Deputy leader Adam Harrison said initial investigations found “there was operational involvement from Camden”.

The tents were cleared from the area after the Metropolitan Police issued a S35 dispersal order, which requires people to vacate an area for a maximum of 48 hours.

The force said it worked with UCLH and other partners in response to concerns for patient welfare near the entrance on Huntley Street.

Police received reports of “drug dealing, urination and staff being intimated or verbally abused by some of those begging and sleeping rough”.

Following an “urgent investigation”, Mr Harrison said on Wednesday: “It’s important to acknowledge what happened on Friday was unacceptable... it is clear that something has gone wrong here.

“Whilst this dispersal order was applied for by University College Hospital London and enforced by the police, we acknowledge that waste collection services were arranged through the council and our rough sleeping support services were engaged to support people affected.”

A spokesperson for refuse firm Veolia said it acted “on behalf of and under the strict supervision of Camden Council, and the police when needed”.

They said: “We follow all the procedures and requirements needed when it comes to removing sensitive items.

“We are working internally and with Camden Council to review how requests of this nature will be handled in the future.”

A UCLH spokesman previously said the action was taken due to “public health concerns” outside Grafton Way Building, which houses units treating immunocompromised patients.

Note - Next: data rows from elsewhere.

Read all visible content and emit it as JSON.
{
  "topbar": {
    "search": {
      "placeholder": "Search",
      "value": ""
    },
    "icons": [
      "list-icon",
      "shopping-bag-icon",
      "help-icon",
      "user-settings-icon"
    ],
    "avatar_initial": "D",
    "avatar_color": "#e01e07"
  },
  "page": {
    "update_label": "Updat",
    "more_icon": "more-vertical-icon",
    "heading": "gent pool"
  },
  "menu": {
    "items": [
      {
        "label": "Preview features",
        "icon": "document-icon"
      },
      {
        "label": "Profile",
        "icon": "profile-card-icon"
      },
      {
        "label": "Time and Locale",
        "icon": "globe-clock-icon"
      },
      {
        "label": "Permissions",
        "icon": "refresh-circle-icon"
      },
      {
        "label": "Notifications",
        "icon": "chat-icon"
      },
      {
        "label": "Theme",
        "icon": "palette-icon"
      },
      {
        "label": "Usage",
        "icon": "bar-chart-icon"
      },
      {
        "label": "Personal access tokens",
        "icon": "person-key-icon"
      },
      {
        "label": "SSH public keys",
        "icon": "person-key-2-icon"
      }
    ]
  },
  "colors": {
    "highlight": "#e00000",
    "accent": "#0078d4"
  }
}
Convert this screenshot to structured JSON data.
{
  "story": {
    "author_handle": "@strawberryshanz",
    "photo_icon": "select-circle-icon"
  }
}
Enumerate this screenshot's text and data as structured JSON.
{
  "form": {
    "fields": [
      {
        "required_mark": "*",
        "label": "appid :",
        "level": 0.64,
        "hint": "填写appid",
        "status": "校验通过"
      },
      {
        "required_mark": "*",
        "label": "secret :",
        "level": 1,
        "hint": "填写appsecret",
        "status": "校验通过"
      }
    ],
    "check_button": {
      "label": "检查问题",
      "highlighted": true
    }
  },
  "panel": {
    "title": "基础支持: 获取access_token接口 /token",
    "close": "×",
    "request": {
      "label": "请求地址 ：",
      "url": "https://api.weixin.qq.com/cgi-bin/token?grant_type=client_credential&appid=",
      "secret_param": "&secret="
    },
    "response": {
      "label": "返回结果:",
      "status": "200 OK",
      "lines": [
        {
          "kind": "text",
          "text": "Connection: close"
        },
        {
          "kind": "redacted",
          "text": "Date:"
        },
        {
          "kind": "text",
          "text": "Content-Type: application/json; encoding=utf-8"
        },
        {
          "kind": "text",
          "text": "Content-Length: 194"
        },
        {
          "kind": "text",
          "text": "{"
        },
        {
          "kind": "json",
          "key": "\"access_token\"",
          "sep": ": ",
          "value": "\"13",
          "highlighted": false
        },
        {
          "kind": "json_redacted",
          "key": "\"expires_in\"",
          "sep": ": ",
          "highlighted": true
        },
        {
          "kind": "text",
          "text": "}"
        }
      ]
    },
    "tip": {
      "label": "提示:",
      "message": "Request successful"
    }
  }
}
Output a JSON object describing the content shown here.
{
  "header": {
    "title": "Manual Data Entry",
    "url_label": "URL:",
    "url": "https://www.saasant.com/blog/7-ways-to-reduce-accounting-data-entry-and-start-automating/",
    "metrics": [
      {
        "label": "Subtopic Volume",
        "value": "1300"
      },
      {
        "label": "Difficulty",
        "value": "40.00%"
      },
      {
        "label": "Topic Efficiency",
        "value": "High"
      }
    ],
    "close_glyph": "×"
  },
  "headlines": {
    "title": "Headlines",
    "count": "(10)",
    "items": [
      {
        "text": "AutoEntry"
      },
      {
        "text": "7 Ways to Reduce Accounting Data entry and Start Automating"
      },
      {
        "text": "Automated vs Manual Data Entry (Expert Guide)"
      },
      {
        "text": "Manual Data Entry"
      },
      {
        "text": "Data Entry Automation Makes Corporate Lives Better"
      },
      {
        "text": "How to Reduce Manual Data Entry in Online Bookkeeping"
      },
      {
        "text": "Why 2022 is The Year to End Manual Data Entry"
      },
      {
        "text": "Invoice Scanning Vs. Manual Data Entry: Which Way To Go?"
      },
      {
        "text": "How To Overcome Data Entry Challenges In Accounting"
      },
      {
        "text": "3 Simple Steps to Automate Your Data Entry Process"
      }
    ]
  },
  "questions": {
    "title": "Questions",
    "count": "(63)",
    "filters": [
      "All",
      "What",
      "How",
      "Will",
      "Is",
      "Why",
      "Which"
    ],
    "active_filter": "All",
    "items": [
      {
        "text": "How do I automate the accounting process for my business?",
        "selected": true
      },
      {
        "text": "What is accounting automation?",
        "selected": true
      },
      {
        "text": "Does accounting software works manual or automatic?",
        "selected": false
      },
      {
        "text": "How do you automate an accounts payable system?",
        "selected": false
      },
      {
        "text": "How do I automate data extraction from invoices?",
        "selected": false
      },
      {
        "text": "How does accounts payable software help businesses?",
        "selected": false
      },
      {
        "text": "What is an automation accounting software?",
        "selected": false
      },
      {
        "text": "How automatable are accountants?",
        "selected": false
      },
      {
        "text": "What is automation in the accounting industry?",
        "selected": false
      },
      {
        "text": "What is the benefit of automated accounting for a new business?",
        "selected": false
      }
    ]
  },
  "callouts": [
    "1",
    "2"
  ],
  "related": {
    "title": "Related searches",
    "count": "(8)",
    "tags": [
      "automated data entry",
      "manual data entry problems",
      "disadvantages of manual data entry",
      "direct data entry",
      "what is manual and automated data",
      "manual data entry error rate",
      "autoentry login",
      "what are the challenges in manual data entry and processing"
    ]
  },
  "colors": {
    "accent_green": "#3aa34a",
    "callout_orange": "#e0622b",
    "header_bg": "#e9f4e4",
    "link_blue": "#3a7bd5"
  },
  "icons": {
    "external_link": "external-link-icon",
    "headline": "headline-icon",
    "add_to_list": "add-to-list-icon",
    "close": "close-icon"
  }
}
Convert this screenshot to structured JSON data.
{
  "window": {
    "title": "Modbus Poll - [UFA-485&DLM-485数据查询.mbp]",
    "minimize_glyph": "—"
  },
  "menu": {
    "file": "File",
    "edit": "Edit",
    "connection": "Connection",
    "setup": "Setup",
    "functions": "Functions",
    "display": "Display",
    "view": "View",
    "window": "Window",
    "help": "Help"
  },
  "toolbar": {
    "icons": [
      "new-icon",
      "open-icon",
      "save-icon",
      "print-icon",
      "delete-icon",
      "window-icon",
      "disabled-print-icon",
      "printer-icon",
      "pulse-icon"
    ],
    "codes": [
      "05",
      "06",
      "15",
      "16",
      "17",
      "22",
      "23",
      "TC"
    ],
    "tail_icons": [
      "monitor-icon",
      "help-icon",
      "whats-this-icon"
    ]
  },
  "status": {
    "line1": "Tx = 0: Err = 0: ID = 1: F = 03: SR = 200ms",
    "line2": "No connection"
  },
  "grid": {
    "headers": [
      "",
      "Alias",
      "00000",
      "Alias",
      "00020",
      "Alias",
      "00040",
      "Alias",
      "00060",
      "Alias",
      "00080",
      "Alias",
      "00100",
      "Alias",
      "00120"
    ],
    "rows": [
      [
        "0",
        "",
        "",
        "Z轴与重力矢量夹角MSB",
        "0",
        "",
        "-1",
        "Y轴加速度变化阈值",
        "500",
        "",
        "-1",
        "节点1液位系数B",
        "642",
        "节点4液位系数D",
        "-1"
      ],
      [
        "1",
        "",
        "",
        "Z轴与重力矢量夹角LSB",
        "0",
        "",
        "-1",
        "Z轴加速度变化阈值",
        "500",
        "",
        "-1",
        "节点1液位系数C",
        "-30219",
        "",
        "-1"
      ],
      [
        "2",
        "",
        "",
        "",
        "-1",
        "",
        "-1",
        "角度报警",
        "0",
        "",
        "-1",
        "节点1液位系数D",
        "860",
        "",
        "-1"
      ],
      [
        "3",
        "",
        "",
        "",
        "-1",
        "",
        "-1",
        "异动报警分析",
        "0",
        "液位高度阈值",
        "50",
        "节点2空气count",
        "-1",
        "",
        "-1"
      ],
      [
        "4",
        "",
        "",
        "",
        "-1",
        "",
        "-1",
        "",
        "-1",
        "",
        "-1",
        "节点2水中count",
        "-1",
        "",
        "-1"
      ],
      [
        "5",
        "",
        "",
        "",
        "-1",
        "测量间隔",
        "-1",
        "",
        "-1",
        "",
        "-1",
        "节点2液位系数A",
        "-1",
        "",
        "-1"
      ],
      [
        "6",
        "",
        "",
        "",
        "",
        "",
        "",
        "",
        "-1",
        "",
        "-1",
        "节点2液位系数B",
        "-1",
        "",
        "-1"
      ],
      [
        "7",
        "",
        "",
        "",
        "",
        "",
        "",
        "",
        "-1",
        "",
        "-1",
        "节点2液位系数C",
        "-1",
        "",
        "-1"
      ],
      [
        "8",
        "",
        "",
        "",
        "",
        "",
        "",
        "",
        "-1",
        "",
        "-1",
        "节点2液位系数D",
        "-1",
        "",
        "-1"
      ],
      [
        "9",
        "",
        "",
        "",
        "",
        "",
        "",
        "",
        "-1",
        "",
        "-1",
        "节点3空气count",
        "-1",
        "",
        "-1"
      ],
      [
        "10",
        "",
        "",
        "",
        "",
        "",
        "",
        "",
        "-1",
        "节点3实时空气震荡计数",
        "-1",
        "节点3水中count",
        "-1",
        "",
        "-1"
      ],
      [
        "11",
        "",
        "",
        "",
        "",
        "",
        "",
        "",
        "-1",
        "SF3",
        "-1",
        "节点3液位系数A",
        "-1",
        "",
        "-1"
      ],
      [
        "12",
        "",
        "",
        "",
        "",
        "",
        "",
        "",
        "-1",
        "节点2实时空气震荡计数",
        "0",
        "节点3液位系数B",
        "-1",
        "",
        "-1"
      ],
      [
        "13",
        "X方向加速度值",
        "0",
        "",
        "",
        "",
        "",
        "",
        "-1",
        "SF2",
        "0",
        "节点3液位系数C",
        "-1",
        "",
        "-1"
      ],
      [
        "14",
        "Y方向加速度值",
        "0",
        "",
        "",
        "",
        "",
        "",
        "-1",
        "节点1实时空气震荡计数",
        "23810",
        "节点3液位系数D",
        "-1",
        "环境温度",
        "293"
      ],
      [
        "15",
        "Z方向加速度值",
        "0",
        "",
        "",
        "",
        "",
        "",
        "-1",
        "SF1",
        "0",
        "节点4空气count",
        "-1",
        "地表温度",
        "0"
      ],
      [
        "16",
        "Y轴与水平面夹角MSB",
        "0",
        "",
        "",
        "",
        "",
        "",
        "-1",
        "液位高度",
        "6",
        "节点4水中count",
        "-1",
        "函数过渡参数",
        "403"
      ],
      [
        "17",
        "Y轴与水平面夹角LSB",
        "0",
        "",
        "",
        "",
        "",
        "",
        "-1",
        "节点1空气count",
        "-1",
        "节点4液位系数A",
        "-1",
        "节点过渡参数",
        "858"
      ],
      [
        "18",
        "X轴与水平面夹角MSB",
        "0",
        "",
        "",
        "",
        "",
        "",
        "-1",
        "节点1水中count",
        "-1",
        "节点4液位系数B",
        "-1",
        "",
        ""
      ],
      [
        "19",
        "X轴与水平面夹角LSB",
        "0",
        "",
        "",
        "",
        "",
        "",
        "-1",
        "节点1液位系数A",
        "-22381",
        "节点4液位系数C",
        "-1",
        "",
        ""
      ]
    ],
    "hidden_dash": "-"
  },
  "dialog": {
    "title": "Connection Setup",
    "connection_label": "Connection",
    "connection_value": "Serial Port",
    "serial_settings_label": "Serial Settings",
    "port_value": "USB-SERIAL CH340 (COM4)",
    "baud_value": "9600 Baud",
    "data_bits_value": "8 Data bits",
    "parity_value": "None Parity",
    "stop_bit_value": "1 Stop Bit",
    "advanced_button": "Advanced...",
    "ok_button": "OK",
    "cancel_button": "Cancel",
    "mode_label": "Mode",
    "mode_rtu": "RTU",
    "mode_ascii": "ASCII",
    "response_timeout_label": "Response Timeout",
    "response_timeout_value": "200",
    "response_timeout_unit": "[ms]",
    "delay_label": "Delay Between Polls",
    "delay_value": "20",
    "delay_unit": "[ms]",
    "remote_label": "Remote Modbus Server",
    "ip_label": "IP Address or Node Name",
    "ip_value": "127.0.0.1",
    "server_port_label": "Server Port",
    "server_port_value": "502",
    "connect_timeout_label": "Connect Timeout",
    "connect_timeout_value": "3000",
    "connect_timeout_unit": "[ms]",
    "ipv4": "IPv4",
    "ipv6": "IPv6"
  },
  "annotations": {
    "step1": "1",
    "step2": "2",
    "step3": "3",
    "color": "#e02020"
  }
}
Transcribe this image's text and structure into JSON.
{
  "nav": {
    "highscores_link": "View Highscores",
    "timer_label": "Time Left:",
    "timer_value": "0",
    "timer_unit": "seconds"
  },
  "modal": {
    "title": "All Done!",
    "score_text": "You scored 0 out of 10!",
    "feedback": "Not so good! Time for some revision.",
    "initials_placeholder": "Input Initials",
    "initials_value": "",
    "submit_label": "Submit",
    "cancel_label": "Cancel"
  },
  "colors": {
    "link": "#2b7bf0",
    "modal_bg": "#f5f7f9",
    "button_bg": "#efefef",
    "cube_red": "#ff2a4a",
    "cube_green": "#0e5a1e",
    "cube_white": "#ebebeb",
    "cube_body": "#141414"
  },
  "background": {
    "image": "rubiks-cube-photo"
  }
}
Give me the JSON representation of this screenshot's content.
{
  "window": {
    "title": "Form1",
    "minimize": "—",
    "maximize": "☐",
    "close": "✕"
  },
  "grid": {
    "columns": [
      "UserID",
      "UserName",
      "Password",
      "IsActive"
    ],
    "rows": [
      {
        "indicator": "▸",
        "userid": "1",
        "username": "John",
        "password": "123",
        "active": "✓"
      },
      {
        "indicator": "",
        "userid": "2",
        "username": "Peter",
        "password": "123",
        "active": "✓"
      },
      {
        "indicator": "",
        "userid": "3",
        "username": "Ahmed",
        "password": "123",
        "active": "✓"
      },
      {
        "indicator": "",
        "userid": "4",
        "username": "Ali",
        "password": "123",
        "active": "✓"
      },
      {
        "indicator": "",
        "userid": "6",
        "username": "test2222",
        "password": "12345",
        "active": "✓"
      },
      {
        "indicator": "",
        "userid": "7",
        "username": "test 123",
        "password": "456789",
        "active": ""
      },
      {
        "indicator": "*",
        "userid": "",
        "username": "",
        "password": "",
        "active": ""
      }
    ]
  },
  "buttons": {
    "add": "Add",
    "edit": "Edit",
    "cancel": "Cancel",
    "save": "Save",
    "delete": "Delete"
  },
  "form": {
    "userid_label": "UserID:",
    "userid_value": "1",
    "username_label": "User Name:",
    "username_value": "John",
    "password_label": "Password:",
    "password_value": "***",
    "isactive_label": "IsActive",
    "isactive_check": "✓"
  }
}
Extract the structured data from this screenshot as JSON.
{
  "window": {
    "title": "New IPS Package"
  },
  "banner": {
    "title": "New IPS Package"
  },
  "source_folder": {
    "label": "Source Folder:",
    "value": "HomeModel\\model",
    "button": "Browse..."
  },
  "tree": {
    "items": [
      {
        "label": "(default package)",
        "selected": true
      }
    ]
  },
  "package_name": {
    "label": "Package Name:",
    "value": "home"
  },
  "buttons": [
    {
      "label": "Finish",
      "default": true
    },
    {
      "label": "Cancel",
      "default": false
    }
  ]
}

They added: “UCLH is deeply committed to improving the health and wellbeing of homeless people and we provide a number of services for this vulnerable group.”

But Streets Kitchen founder Jon Glackin rejected accusations the homeless men were dirty.

He said he wanted to see a constructive community response following the removal of the tents and added that the organisation was co-hosting a public meeting on Thursday at St Michael’s Church on Camden Road.

One homeless man, who claimed he has received no warning of the raid, told them: “My clothing, everything from the past 23 years, all my belongings, is away... is gone.

“The tent was like my home. It was where I found peace. I feel devastated you know.”

Mr Harrison said the incident did not reflect the council’s values, adding: “We will make sure this is clear and understood at every level of the organisation.

“We are determined to make improvements to how rough sleepers are supported in the borough.”